Mi despertar con Trump

05-07-2020 10:38 a.m.

Por Maglin Alejandra Caridad Sánchez
Debido a las últimas noticias que indican una posible reunión entre el presidente Donald Trump y Nicolás Maduro, debo expresar que como venezolana estoy muy agradecida con el presidente de Estados Unidos por el apoyo que le ha brindado a Juan Guidó y en especial a todos los venezolanos, haciendo que muchas naciones desconocieran a Nicolás Maduro como presidente y presionando para que éste, salga del poder, sin embargo, como persona, cada vez estoy más asqueada de lo que significa Donald Trump para la principal democracia del mundo y para el mundo en general.

“Cuando empiezan los saqueos, empiezan los disparos”, ya es normal que el presidente Trump nos “deleite” con este tipo de comentarios llenos de odio, pero no son, solo sus palabras en su mayoría subidas de tono o sus gestos despectivos lo que me preocupan, son sus actos y el poder que encarna, contagiando de maldad todo lo que está a su alcance.

En otras palabras y desde mi punto de vista, el presidente Trump es un peligro para la humanidad, no solo porque prohibió a la Agencia de Protección Medioambiental informar a la prensa, lo que constituye una falta al derecho de los ciudadanos de estar informados, sino, por Nombrar Scott Pruitt como administrador de la (EPA), Agencia de Protección Ambiental, quien dijo, no estar de acuerdo con que el dióxido de carbono fuera  el “principal agente que afecta al calentamiento global", además de recortar recursos a los temas medioambientales, y abolir las consideraciones climáticas en materia de permisos federales, entre otras.

En este sentido y haciendo honor a las palabras de Rick Wilson agente republicano e ingenioso miembro del movimiento “Nunca Trump”, en su nuevo libro “Running Against the Devil” (Postulándose contra el diablo), donde expresara “No hay fondo. No hay vergüenza. No hay límites”, Trump amenazó con cometer crímenes de guerra, publicando el 4 de enero como advertencia a Irán, que EE.UU. había “identificado 52 sitios iraníes… algunos de muy alto nivel e importancia para Irán y la cultura iraní, y esos blancos e Irán mismo SERÁN GOLPEADOS DE FORMA MUY RÁPIDA Y MUY FUERTE”.

Así mismo en un artículo del New York Time donde se alude a la “maldad” de Trump, son expresadas preguntas como “¿Fue política, o maldad, cuando el candidato Trump calumnió a una familia militar cuyo hijo había muerto? ¿Fue un cambio en política pública, o maldad, cuando Trump permitió que gente colocara a niños en jaulas y los separara de sus madres?”

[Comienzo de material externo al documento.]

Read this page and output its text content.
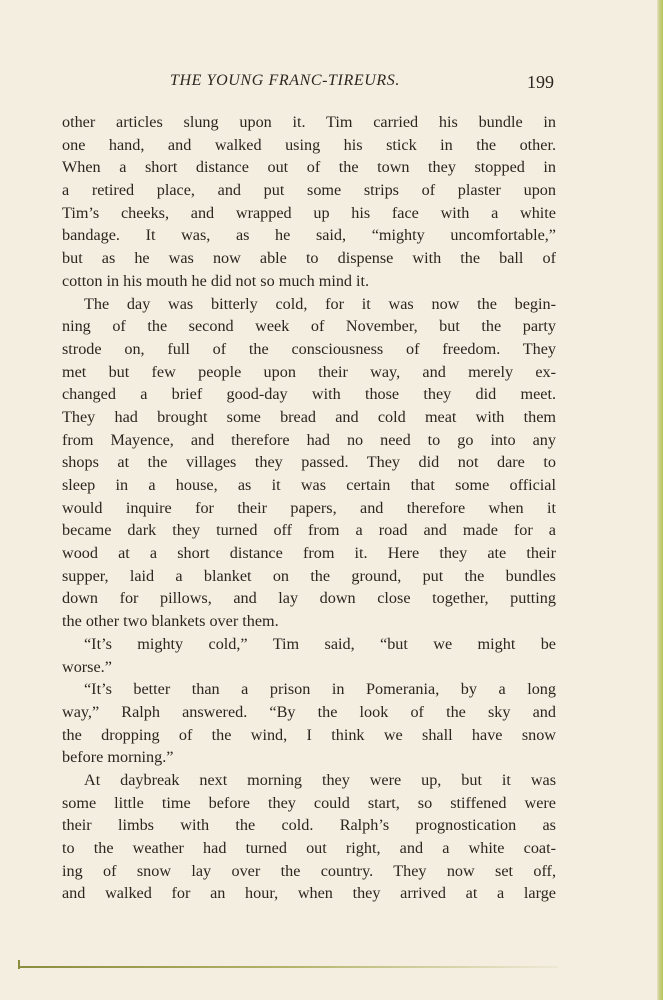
THE YOUNG FRANC-TIREURS.	199
other articles slung upon it. Tim carried his bundle in
one hand, and walked using his stick in the other.
When a short distance out of the town they stopped in
a retired place, and put some strips of plaster upon
Tim’s cheeks, and wrapped up his face with a white
bandage. It was, as he said, “mighty uncomfortable,”
but as he was now able to dispense with the ball of
cotton in his mouth he did not so much mind it.
The day was bitterly cold, for it was now the begin-
ning of the second week of November, but the party
strode on, full of the consciousness of freedom. They
met but few people upon their way, and merely ex-
changed a brief good-day with those they did meet.
They had brought some bread and cold meat with them
from Mayence, and therefore had no need to go into any
shops at the villages they passed. They did not dare to
sleep in a house, as it was certain that some official
would inquire for their papers, and therefore when it
became dark they turned off from a road and made for a
wood at a short distance from it. Here they ate their
supper, laid a blanket on the ground, put the bundles
down for pillows, and lay down close together, putting
the other two blankets over them.
“It’s mighty cold,” Tim said, “but we might be
worse.”
“It’s better than a prison in Pomerania, by a long
way,” Ralph answered. “By the look of the sky and
the dropping of the wind, I think we shall have snow
before morning.”
At daybreak next morning they were up, but it was
some little time before they could start, so stiffened were
their limbs with the cold. Ralph’s prognostication as
to the weather had turned out right, and a white coat-
ing of snow lay over the country. They now set off,
and walked for an hour, when they arrived at a large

Conociendo todo esto, además de proponer “disparar a los inmigrantes en las piernas” y expulsar según el diario la Vanguardia de España a unos 10.000 inmigrantes desde el inicio de la crisis del Covid-19 y su desconocimiento hacia los derechos humanos, ya que recordemos que en el año 2018 Estados Unidos anunció su salida del Consejo de Derechos Humanos de la ONU; el presidente Donald Trump no es un buen ejemplo de democracia, de la democracia que quiero para mi país.

En consecuencia, como celebra el artículo de The New York Time haciendo referencia al estar de manos cruzadas sin hacer nada o a levantar la voz hacia lo que está mal, la ansiada libertad y el restablecimiento de la democracia pasa por “darse cuenta del nivel de depravación que se ha apoderado de la Casa Blanca”, nivel que los venezolanos con otros protagonistas hemos vivido de manera no tan diferente y bastante cercano, por lo que me quedo con esta frase que me despierta diciendo, que la libertad que los venezolanos buscamos no está en un señor no muy diferente al que tenemos en Miraflores.